La gastronomia tirolese e la paella della Sagra dell'Anguria di Bure, non
sono cultura della Valpolicella. Il Recioto prodotto con buone uve, travasato
al momento giusto, tenuto lontano mille miglia da barrique, legni e
legnetti, col profumo dell'uva appassita sui tavoloni, è cultura della
Valpolicella. Il coraggio di non presentare sul mercato annate come il
2002, non è ancora cultura della Valpolicella. Ma lo diventerà. Il
mercatino di Natale realizzato nella parte più suggestiva di Pezza, può
diventare cultura della Valpolicella. La Sagra di San Marco a
Pozzo era una pietra miliare della cultura della Valpolicella. Adesso
... lasciamo perdere.
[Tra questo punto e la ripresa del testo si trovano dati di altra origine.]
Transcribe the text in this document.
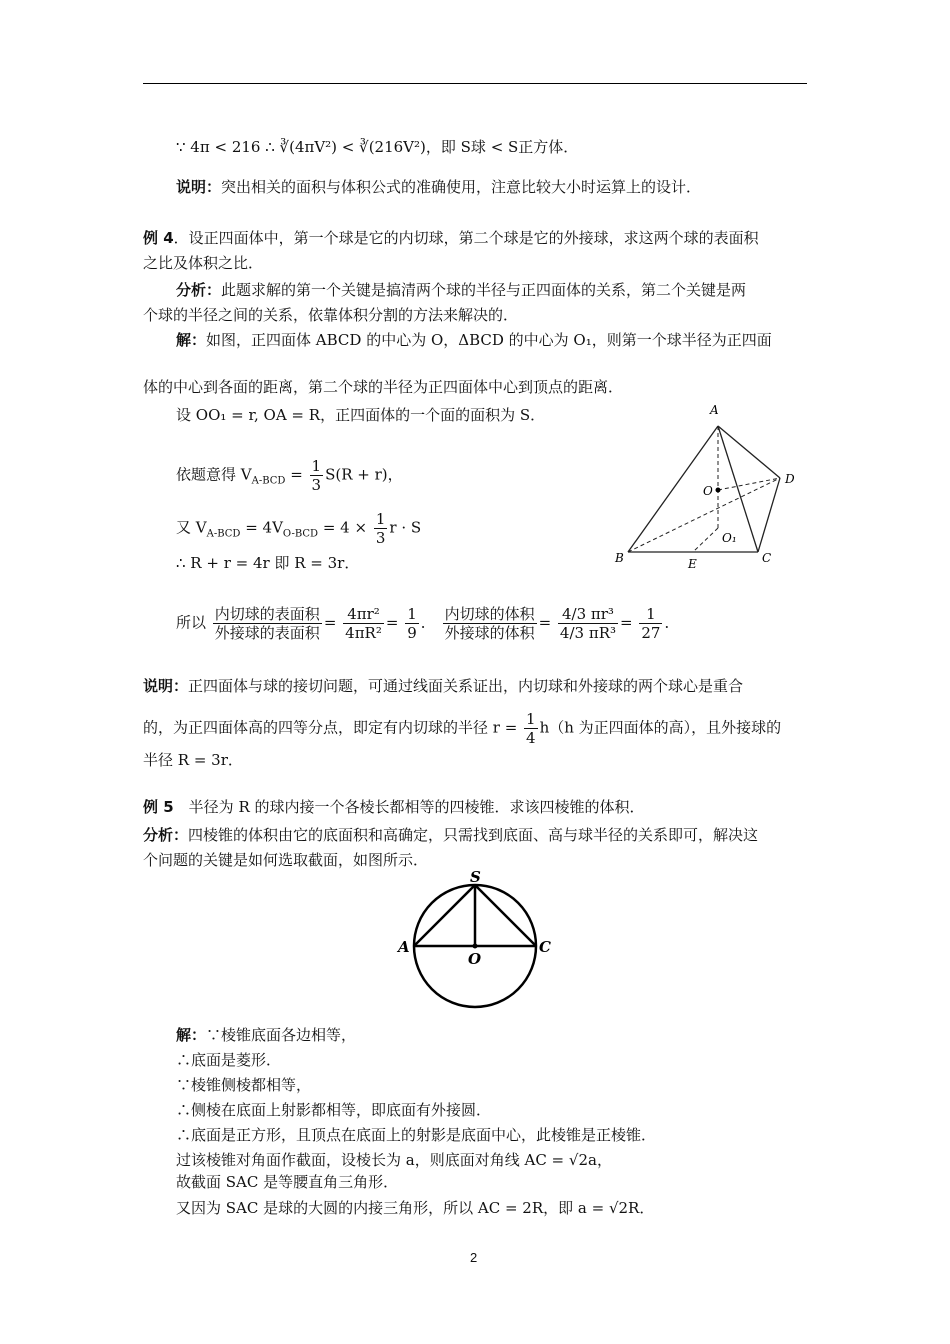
∵ 4π < 216 ∴ ∛(4πV²) < ∛(216V²)，即 S球 < S正方体．
说明：突出相关的面积与体积公式的准确使用，注意比较大小时运算上的设计．
例 4．设正四面体中，第一个球是它的内切球，第二个球是它的外接球，求这两个球的表面积
之比及体积之比．
分析：此题求解的第一个关键是搞清两个球的半径与正四面体的关系，第二个关键是两
个球的半径之间的关系，依靠体积分割的方法来解决的．
解：如图，正四面体 ABCD 的中心为 O，ΔBCD 的中心为 O₁，则第一个球半径为正四面
体的中心到各面的距离，第二个球的半径为正四面体中心到顶点的距离．
设 OO₁ = r, OA = R，正四面体的一个面的面积为 S．
依题意得 $V_{A-BCD} = \frac{1}{3} S(R + r)$，
又 $V_{A-BCD} = 4V_{O-BCD} = 4 \times \frac{1}{3}$ r · S
∴ R + r = 4r 即 R = 3r．
所以 $\frac{\text{内切球的表面积}}{\text{外接球的表面积}} = \frac{\text{4πr²}}{\text{4πR²}} = \frac{1}{9}$ ． $\frac{\text{内切球的体积}}{\text{外接球的体积}} = \frac{\text{4/3 πr³}}{\text{4/3 πR³}} = \frac{1}{27}$ ．
说明：正四面体与球的接切问题，可通过线面关系证出，内切球和外接球的两个球心是重合
的，为正四面体高的四等分点，即定有内切球的半径 $r = \frac{1}{4} h(h$ 为正四面体的高），且外接球的
半径 R = 3r．
例 5　半径为 R 的球内接一个各棱长都相等的四棱锥．求该四棱锥的体积．
分析：四棱锥的体积由它的底面积和高确定，只需找到底面、高与球半径的关系即可，解决这
个问题的关键是如何选取截面，如图所示．
解：∵棱锥底面各边相等，
∴底面是菱形．
∵棱锥侧棱都相等，
∴侧棱在底面上射影都相等，即底面有外接圆．
∴底面是正方形，且顶点在底面上的射影是底面中心，此棱锥是正棱锥．
过该棱锥对角面作截面，设棱长为 a，则底面对角线 AC = √2a，
故截面 SAC 是等腰直角三角形．
又因为 SAC 是球的大圆的内接三角形，所以 AC = 2R，即 a = √2R．
A
B	C
D
O
O₁
E
S
A
O
C
2
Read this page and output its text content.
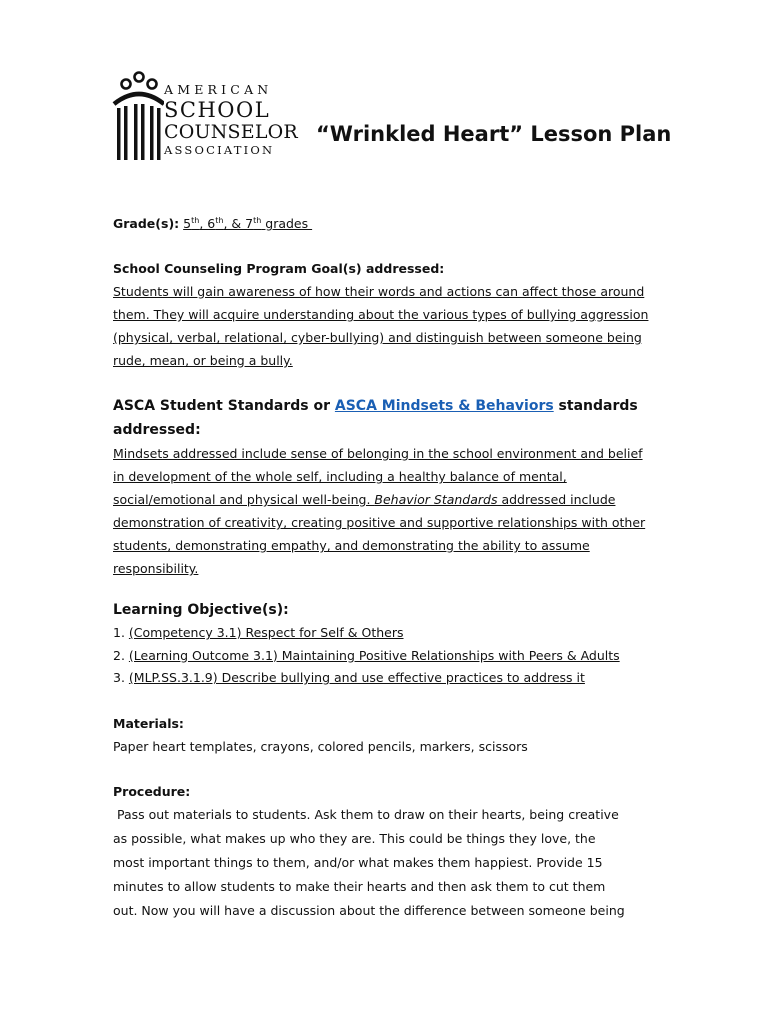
AMERICAN
SCHOOL
COUNSELOR
ASSOCIATION
“Wrinkled Heart” Lesson Plan
Grade(s): 5th, 6th, & 7th grades
School Counseling Program Goal(s) addressed:
Students will gain awareness of how their words and actions can affect those around
them. They will acquire understanding about the various types of bullying aggression
(physical, verbal, relational, cyber-bullying) and distinguish between someone being
rude, mean, or being a bully.
ASCA Student Standards or ASCA Mindsets & Behaviors standards
addressed:
Mindsets addressed include sense of belonging in the school environment and belief
in development of the whole self, including a healthy balance of mental,
social/emotional and physical well-being. Behavior Standards addressed include
demonstration of creativity, creating positive and supportive relationships with other
students, demonstrating empathy, and demonstrating the ability to assume
responsibility.
Learning Objective(s):
1. (Competency 3.1) Respect for Self & Others
2. (Learning Outcome 3.1) Maintaining Positive Relationships with Peers & Adults
3. (MLP.SS.3.1.9) Describe bullying and use effective practices to address it
Materials:
Paper heart templates, crayons, colored pencils, markers, scissors
Procedure:
Pass out materials to students. Ask them to draw on their hearts, being creative
as possible, what makes up who they are. This could be things they love, the
most important things to them, and/or what makes them happiest. Provide 15
minutes to allow students to make their hearts and then ask them to cut them
out. Now you will have a discussion about the difference between someone being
I Concerti organizzati da Province e Comuni in
Chiese, Ville e Borghi, portano cultura, ma non sono cultura della
Valpolicella. Il lunario con storie, filastrocche, modi di dire, è
cultura della Valpolicella. Accompagnare visitatori per il territorio e
far loro conoscere gli scorci, i piatti, i vini, la gente, è cultura
della Valpolicella (il termine Magnalonga non ricorda proprio un evento
culturale, però ...). La Festa del Recioto del lunedì di Pasqua a
Negrar era cultura della Valpolicella. Le marogne rifatte a Jago, in
fondo alla discesa della Masua, sono cultura della Valpolicella. I
pannelli in "similmarogna" con cui stanno rivestendo il Progno di Negrar,
quello di Fumane, quello di Valgatara a Lenguin, non sono cultura della
Valpolicella. Sono solo un po' meglio di una muraglia di cemento.
La Quinta di Valgatara
anno 1954 è cultura della Valpolicella.